It’s absolutely devastating.
I’ve heard some compare it to Baltimore’s failed attempt to land an expansion NFL franchise in 1993. I’m not certain there will ever be anything that feels as deflating as watching Jacksonville be awarded the NFL’s 30th franchise. It’s hard to comprehend for fans of a certain age because the Ravens arrived so shortly thereafter, but the end of the expansion effort truly felt like the definitive death knell for our city to ever find football life again after the theft of the Colts.
This pain isn’t that pain. But I understand the comparison. Baltimore played every aspect of the 2026 World Cup process perfectly. And yet when it came time for our city to reap the rewards, the shenanigans of a system that not only welcomes but arguably encourages malfeasance ultimately denied our opportunity to shine on the largest global stage.
This truly was the perfect opportunity. The incompetence of Commanders owner Daniel Snyder left Baltimore in a place to benefit despite not being home to a high-level pro soccer team. It felt like a perfect storm. Even if the World Cup does return to the United States in our lifetimes, it is difficult to fathom the situation allowing for a market like ours to be this close to tasting such a spectacle and overwhelming economic boom.
Robert Kraft had every right to try to use his power and influence to sway FIFA toward Boston. I mean, this is FIFA we’re talking about, after all, an organization where “up and up” has historically only referenced the dollar figures in bribery offers. And our city and state knew who we were getting involved with from the start of the process but, you know, it still doesn’t feel good.
I hope that Baltimore will ultimately be selected as a training base for the event. Maryland Sports executive director Terry Hasseltine says that silver medal could still provide a $75-100 million economic lift to the area.
But we wanted the matches. We wanted the world to see our city. We wanted to spend $1,000 on a random matchup between Cameroon and Martinique on a Tuesday afternoon.
This devastating setback has predictably led to the worst of us making statements of absolutely no value about the city’s crime rate or our displeasure in some (or all) politicians. I promise you that I’d love to see all of this (and every) city’s problems solved immediately. But all cities have warts. Ours just so happens to also be an incredible major event city. I know that because just a week ago I joined what felt like ALL OF THE REST OF YOU to take in a magical evening with Paul McCartney at Camden Yards. You guys showed up, supported downtown businesses and took advantage of what a wonderful place our city is for major events of almost any kind.
And that’s what I’m choosing to think about moving forward instead of wasting more time debating the structure of a major urban area. I’m choosing to fixate on the world class events that HAVE chosen Baltimore and do want to do business with our city and attempt to help bring tourism dollars to our local businesses.

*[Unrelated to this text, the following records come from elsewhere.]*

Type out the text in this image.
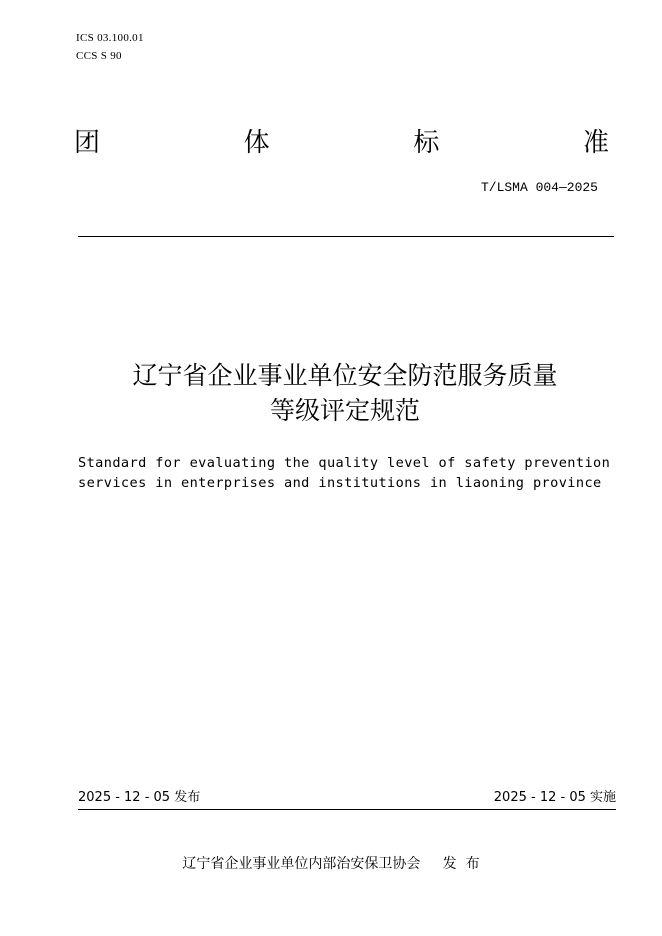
ICS 03.100.01
CCS S 90
团	体	标	准
T/LSMA 004—2025
辽宁省企业事业单位安全防范服务质量
等级评定规范
Standard for evaluating the quality level of safety prevention
services in enterprises and institutions in liaoning province
2025 - 12 - 05 发布	2025 - 12 - 05 实施
辽宁省企业事业单位内部治安保卫协会     发  布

I’ll be part of the broadcast crew for the 2022 World Lacrosse Women’s World Championship at Towson University June 29-July 9. The greatest athletes in the sport will all descend upon Baltimore County (and the surrounding areas) as the U.S. looks to become the first country to ever win a world title on home soil. When I’m not working, I’ll take my sons to watch Team USA and celebrate our community hosting this spectacular event.

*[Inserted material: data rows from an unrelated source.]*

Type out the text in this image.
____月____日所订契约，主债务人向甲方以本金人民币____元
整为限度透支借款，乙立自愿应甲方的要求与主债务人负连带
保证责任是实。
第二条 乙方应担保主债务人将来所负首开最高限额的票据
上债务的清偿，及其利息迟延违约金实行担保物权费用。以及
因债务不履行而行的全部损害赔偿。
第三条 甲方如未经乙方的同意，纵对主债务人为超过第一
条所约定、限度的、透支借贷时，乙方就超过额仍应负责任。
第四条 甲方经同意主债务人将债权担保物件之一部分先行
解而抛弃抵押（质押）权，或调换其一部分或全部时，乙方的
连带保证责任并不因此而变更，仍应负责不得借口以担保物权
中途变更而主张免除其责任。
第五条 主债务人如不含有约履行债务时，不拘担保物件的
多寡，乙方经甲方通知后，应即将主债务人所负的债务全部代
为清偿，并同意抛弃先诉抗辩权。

I wish I could do the same for the “Charm City Match” in July. I will be on vacation with my family but I hope the rest of you will pack M&T Bank Stadium for the Arsenal-Everton friendly to remind the world of what they’re missing in Baltimore as a soccer community.
And while admittedly cycling is not a sport I’ve spent much of any time watching in my life, I look forward to finding out how I can get more involved with this September’s Maryland Cycling Classic. I absolutely intend to be at Navy/Notre Dame downtown in November. After I missed it last year, I truly hope I can learn more about equestrian at the Maryland Five Star in nearby Cecil County in October.
Plus, the PLL makes its annual trip to Homewood Field this coming weekend and there’s a non-zero chance Booker Corrigan convinces me to participate in this year’s Baltimore Running Festival in October too.
You have to get the point.
I wish we were hosting matches in the 2026 World Cup. I’m distraught that we aren’t. But I’m not going to waste time complaining on the internet about the other political party because I so desperately want it to be at fault. I’m instead going to channel my energy toward the events that have chosen our city and want to be economic partners with us and hope that the support we show for them will help allow more and more world-class events to choose to call us home in future years.
I hope you’ll do the same.
And if you happen to end up with an extra ticket to one of the 2026 matches in Philadelphia or New York … please remember how much you’ve enjoyed this column space throughout the years.